I'm not sure
>> Thursday, June 17, 2010
...if anyone from CITYterm will ever read this, but I guess I can't let that stop me; I've been waiting entirely too long to be able to complete this letter. I started it during the semester when I began to really comprehend how much I had changed. So, as the entry goes on, the tense will change, signifying the parts that I wrote once I returned home.
Dear CITYterm Spring 2010,
You took me in as this girl who had never ridden a bus in her life, hated East Asian food, feared the homeless, had never shared a living space with anyone, and was absolutely sure that she could never live in a place that didn't have tons of trees and grass and suburbs and 6 lane highways. And now I'm in love with the subway system (eagerly awaiting opportunities to utilize public transportation whenever I can), and find sushi and any kind of dumpling absolutely delectable. Sometimes I still think about that homeless boy, Joseph, who would now be a junior in college, but lost his financial aid and had to drop out, with no family left to support him. I value the relationship that I formed with this complete stranger in the 20 minutes that we chatted during our Midnight Run trip in Manhattan. You taught me how to open my heart even wider to the world, when I was already sure when I came to CITYterm that it was open as wide as it could go. Every moment in the semester was an opportunity to learn something, every subway ride was an opportunity to make a new friend. Strangers weren't a danger; they were a friend whose name you just didn't know yet.

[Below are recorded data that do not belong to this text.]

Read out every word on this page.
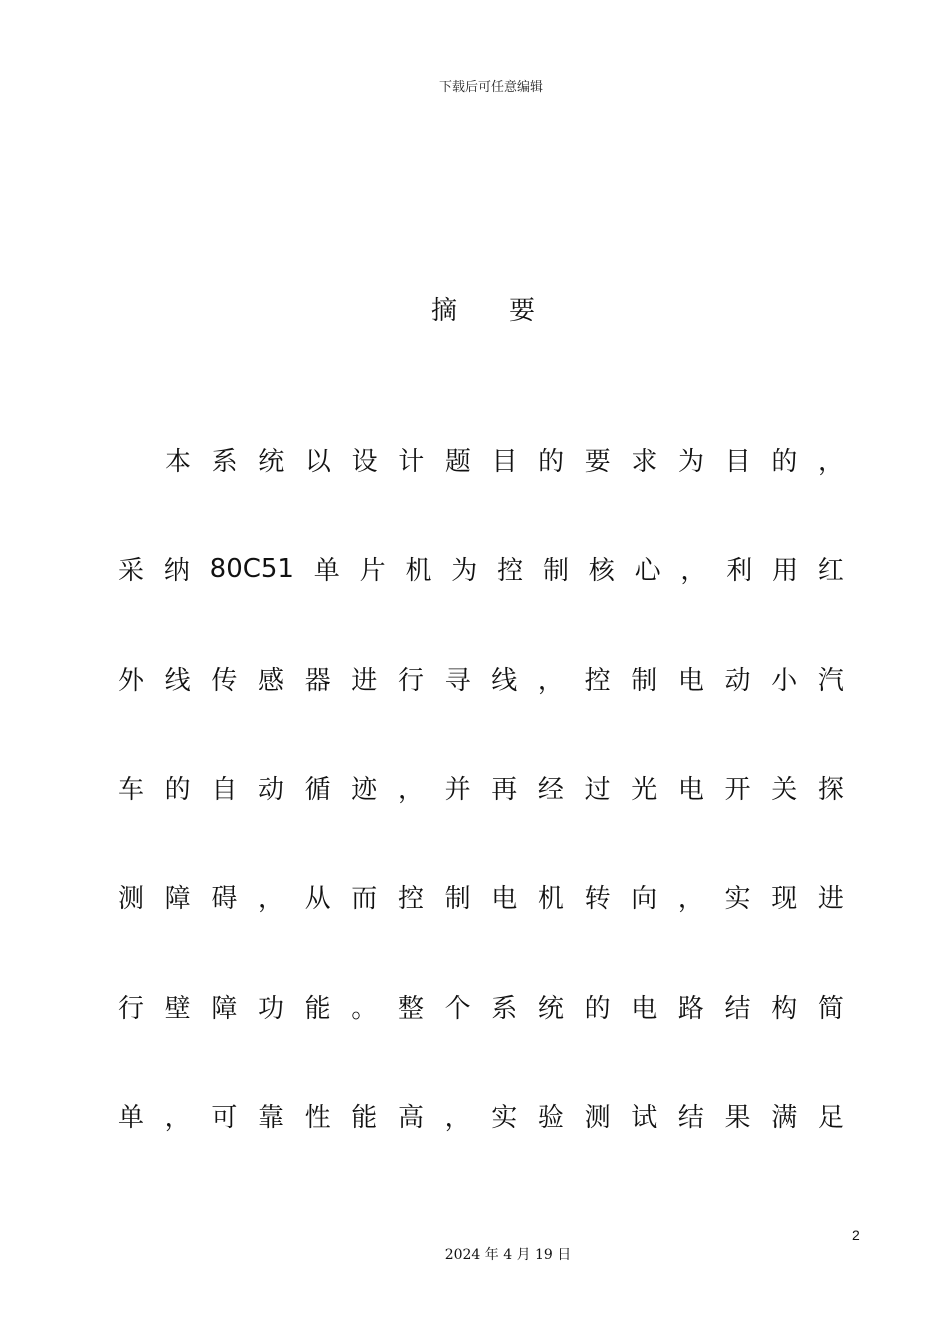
下载后可任意编辑
摘 要
本 系 统 以 设 计 题 目 的 要 求 为 目 的 ，
采 纳 80C51 单 片 机 为 控 制 核 心 ， 利 用 红
外 线 传 感 器 进 行 寻 线 ， 控 制 电 动 小 汽
车 的 自 动 循 迹 ， 并 再 经 过 光 电 开 关 探
测 障 碍 ， 从 而 控 制 电 机 转 向 ， 实 现 进
行 壁 障 功 能 。 整 个 系 统 的 电 路 结 构 简
单 ， 可 靠 性 能 高 ， 实 验 测 试 结 果 满 足
2
2024 年 4 月 19 日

Thank you for giving me the most secure place to change. I miss you, and am so thankful to have made such beautiful, unique connections with such wonderful people. I love our city. I love our dirty, busy, loud, famous, restless, beautiful city of New York. I try to think about living in other places, and going to college in a small town, and I simply can't imagine myself not living in the city at least one more time, if I don't end up there for life.

It's been 21 days since our closing ceremony. My room is a mess. My suitcases have just been sitting in the middle of my floor, somewhat unpacked at best. My boxes of belongings that I shipped back have been in the hallway, some unopened, others opened because they had necessities in them like my pillows or my laptop charger. I shipped home a box of all the things that were on my wall in my dorm room. All the ticket stubs, Broadway Playbills, photos, subway maps and train schedules, drawings, and notes. I've been trying to figure out what to do with them. Scrapbook them? Tape them to these walls? Keep them in the box and put it under my bed until a time when I'm feeling particularly nostalgic? I had to clean my room today or I'm grounded. I opened all of the boxes and unpacked the suitcases completely, and put all of the things from my dorm room on my bulletin board with all my similar home things (movie ticket stubs, doodles, witty buttons, medals, homecoming ribbons, etc). I felt the old and the new mix into something that makes me so eager to see how else I'm going to change.

Thank you, CITYterm, for the most incredible 120 days of my 17 years of existence. I am prone to using hyperboles as a means of expressing my experiences (ex/ "No guys, really, Shake Shack has the most incredible burgers in the freaking world!"). But that statement wasn't hyperbole because I realize that CITYterm wasn't only my greatest experience thus far, but it was also an example, a taste, a teaser, for what I want; what kinds of memories and experiences and friendships and adventures I want to juice out of this life of mine.